Leucemia mieloide cronica, i numeri della malattia in Italia

Salute e Benessere
Immagine di archivio (Agenzia Fotogramma)

Ogni anno si registrano circa 400-500 nuovi casi nella Penisola, ma negli ultimi 15 la sopravvivenza è migliorata. Circa la metà dei pazienti ha più di sessant’anni 

Ogni anno, si registrano in Italia circa 400-500 nuovi casi di leucemia mieloide cronica (Lmc), una rara neoplasia che colpisce circa 2-3 persone ogni 100.000 abitanti. Negli ultimi 15 anni la sopravvivenza è migliorata e di conseguenza è incrementato anche il numero di malati in vita. Lo ha spiegato Fausto Castagnetti, ematologo dell’ospedale Sant’Orsola Malpighi di Bologna, nel corso dell’evento Ecm “Gestione multidisciplinare e colazione terapeutica nella Lmc”, svolto a Milano, in collaborazione con Incyte. Durante il suo intervento, è emerso anche che circa la metà delle persone con leucemia mieloide cronica (Lmc) ha più di sessant’anni.

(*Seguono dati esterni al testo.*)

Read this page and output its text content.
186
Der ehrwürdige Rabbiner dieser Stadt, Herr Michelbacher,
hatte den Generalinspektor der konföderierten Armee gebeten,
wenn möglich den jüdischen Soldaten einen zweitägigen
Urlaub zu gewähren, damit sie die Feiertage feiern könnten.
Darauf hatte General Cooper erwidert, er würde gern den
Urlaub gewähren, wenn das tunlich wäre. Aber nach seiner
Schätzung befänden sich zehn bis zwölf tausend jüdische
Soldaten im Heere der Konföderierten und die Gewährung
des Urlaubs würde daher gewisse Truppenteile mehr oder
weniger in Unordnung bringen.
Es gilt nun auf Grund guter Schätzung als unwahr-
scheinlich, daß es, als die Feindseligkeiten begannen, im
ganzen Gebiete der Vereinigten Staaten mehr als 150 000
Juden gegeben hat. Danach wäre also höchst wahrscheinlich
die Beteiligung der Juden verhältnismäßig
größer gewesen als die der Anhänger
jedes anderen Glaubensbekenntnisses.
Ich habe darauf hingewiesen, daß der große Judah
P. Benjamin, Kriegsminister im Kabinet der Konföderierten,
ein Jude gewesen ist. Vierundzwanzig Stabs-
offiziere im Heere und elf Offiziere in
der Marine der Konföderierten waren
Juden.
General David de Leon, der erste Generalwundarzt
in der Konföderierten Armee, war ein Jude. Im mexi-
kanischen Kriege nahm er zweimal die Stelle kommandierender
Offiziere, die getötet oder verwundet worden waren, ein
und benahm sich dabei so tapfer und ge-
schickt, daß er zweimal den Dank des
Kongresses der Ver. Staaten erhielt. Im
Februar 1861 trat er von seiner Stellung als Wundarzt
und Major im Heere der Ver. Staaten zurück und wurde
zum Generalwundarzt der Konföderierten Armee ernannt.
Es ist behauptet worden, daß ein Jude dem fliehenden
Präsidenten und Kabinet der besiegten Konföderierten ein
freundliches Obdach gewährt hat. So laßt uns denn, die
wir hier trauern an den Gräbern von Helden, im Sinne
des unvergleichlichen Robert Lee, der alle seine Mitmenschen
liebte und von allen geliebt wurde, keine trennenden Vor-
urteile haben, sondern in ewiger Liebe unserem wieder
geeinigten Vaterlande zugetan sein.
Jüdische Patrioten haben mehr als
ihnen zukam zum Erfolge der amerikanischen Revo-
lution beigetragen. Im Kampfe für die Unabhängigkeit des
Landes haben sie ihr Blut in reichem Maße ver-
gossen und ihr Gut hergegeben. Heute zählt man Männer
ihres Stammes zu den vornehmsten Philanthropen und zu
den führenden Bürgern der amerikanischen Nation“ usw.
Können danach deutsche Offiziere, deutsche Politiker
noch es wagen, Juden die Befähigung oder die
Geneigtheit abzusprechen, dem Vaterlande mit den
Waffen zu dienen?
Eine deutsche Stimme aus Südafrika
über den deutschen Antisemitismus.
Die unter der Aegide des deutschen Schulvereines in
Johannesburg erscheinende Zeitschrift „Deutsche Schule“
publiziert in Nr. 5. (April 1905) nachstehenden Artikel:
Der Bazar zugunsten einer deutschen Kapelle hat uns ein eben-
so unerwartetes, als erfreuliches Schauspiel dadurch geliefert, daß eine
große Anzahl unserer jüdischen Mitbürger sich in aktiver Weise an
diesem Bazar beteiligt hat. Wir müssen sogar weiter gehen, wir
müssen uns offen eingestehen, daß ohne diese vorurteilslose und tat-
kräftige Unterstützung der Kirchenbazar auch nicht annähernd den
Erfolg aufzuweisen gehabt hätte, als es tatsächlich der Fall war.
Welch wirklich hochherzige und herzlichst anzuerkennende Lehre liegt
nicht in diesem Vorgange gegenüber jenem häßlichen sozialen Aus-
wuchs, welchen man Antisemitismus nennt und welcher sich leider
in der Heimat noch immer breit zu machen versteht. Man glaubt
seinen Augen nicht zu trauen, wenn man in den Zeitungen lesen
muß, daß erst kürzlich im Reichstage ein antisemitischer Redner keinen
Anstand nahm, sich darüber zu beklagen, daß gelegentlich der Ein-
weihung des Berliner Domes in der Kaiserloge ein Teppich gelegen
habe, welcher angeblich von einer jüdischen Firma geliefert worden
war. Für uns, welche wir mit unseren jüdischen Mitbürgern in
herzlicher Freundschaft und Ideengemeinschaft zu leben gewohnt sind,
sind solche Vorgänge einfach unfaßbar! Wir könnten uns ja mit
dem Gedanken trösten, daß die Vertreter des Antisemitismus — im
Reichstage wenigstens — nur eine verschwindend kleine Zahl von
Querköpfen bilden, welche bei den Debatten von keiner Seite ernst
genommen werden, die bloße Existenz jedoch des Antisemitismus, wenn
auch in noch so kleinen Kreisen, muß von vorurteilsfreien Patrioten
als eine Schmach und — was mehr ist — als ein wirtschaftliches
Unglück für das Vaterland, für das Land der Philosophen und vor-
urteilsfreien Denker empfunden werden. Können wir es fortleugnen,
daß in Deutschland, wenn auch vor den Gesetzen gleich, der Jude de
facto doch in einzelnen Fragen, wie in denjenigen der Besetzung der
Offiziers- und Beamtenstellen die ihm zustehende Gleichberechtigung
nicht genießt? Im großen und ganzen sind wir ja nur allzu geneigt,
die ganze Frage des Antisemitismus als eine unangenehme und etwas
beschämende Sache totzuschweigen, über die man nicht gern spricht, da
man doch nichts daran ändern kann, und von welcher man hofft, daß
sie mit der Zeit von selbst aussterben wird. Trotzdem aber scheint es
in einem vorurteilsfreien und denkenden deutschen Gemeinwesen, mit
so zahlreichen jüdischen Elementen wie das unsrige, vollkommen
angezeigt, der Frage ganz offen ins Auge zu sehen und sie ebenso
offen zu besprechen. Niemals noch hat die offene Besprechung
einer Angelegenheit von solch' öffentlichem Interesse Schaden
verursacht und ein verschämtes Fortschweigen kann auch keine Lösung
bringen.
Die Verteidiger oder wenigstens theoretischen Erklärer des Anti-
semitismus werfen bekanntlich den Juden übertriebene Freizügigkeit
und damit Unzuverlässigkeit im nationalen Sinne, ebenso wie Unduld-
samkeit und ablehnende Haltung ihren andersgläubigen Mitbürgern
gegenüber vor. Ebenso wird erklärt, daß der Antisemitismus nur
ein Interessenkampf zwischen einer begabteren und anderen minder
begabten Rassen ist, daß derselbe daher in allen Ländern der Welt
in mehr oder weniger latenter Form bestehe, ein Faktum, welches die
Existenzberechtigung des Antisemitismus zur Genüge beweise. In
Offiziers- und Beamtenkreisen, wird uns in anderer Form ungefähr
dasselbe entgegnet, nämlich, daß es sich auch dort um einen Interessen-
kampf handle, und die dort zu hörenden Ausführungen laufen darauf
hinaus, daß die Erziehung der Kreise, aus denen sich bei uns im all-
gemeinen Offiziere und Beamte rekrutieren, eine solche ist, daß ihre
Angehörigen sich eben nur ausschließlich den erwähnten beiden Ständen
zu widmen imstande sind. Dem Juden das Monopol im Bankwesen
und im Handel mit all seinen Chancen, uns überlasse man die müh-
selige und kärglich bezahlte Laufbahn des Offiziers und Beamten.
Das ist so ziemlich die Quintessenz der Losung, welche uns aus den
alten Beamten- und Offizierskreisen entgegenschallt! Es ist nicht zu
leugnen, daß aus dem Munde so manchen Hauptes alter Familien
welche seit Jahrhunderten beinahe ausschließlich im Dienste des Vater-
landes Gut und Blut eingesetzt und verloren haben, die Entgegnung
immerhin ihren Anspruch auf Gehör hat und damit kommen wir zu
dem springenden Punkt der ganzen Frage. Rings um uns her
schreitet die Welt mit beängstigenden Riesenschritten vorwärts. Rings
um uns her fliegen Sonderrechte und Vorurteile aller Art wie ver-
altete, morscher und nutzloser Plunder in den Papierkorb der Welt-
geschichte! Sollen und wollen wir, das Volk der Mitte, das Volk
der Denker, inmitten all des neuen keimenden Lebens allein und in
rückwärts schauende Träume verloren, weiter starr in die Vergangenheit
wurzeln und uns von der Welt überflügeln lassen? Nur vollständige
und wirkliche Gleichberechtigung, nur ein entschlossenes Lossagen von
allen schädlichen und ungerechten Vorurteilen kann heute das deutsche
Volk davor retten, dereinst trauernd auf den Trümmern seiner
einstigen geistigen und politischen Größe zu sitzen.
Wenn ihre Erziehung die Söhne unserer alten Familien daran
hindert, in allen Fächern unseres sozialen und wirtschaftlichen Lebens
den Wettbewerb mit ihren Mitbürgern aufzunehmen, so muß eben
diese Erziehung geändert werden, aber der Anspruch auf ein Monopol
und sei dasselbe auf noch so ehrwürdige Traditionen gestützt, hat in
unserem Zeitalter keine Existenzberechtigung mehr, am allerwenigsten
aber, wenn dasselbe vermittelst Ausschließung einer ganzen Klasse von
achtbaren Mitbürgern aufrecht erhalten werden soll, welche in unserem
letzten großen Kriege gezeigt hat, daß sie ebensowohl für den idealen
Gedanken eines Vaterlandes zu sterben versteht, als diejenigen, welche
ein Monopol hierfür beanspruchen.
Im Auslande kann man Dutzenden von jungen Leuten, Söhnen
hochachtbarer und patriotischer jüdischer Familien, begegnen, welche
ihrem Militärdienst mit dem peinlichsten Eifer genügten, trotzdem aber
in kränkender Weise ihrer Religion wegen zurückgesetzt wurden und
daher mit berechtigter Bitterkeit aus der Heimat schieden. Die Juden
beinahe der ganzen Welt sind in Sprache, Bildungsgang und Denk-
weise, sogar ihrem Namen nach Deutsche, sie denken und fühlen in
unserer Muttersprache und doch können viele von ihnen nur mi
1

La diagnosi della neoplasia

Fausto Castagnetti sottolinea che la maggior parte delle diagnosi avviene in maniera occasionale. Spesso i pazienti più anziani richiedono un consulto a un ematologo solo dopo aver riscontrato delle anomalie dei risultati di alcuni esami a cui sono sottoposti. Più raramente, è possibile accorgersi della patologia in seguito alla comparsa dei disturbi ad essa legati, che però sono piuttosto generici. “Vanno dalla sudorazione alla perdita di peso e malessere, e spesso sono associati alle forme più aggressive della malattia. È necessario seguire con particolare attenzione i pazienti in cui sono presenti”, spiega Castagnetti.

La sospensione della terapia

Solitamente i pazienti seguono il trattamento prescritto per almeno 3-5 anni. Una volta ridotta significativamente la quota di malattia residua è possibile provare a sospendere la terapia e valutare la stabilità della patologia in assenza di cure. Fausto Castagnetti spiega che solamente la metà delle persone che interrompe il trattamento riesce a rimanere senza farmaci, mentre in tutti gli altri casi si verifica una ricomparsa della malattia ed è necessario riprendere la terapia. “Al momento la maggior parte dei pazienti deve seguire una terapia cronica, ma il nostro obiettivo è aumentare la proporzione dei malati che potrò rimanere senza trattamento”, conclude l’esperto.